Author: Tara Cookson, Director, Ladysmith Ventures
Unjust Conditions: Women’s Work and the Hidden Cost of Cash Transfer Programs, follows the lives and caring labours of rural mothers in Peru, documenting the ordeals they face to participate in the world’s biggest anti-poverty alleviation programs. In doing so, it poses a stark and demanding challenge to the fastest growing ploy in international development: making aid conditional. Championed by behavioural economists and the World Bank, conditional cash transfer programs (CCTs) reach nearly half a billion people in over 50 countries and are widely praised as efficient mechanisms for changing poor people’s behaviour.
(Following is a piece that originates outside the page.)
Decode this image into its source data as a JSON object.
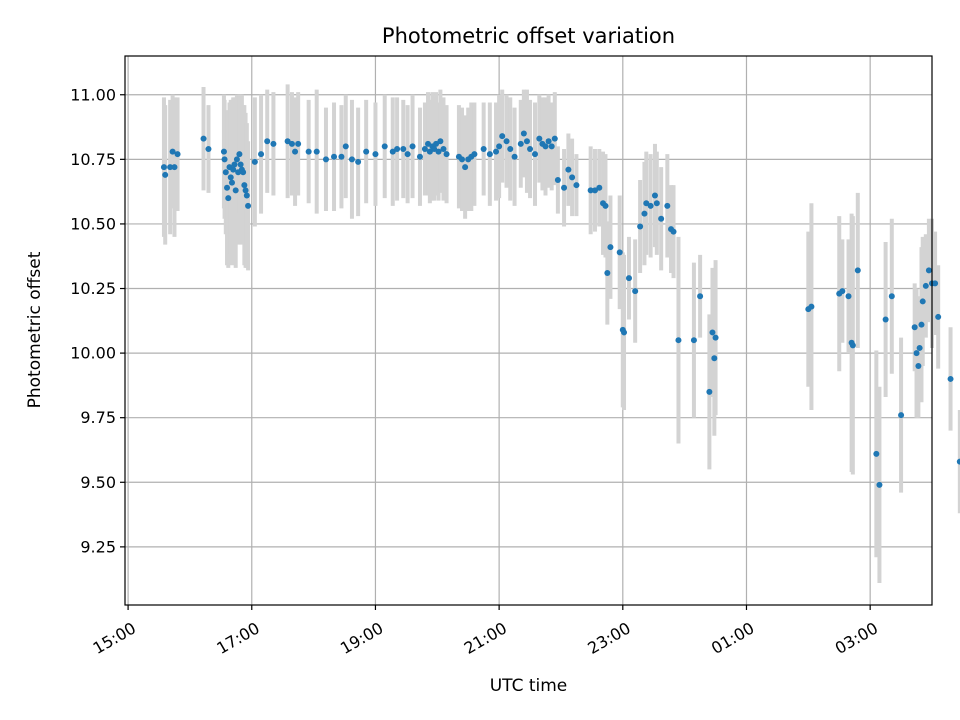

Looking beyond standard program evaluations, this book draws on ethnographic evidence to reveal a host of hidden costs for the women who meet the conditions. CCTs are only “efficient” if we overlook the quality of health and education services and expenditures of women’s time and unpaid labour. This includes extensive periods of walking and waiting for attention at underfunded clinics and schools, participating in a host of arbitrary “shadow conditions” like marching in parades and being subject to house inspections, and dealing with discrimination and abuse of power by local authorities.
While taking seriously the movement for cash-based assistance, the book argues for a feminist approach to development that is unconditional and invests simultaneously in quality public services and infrastructure. Most importantly, it makes the case for an approach to development that cares for women as ends in themselves, rather than simply mobilizing their role as care providers.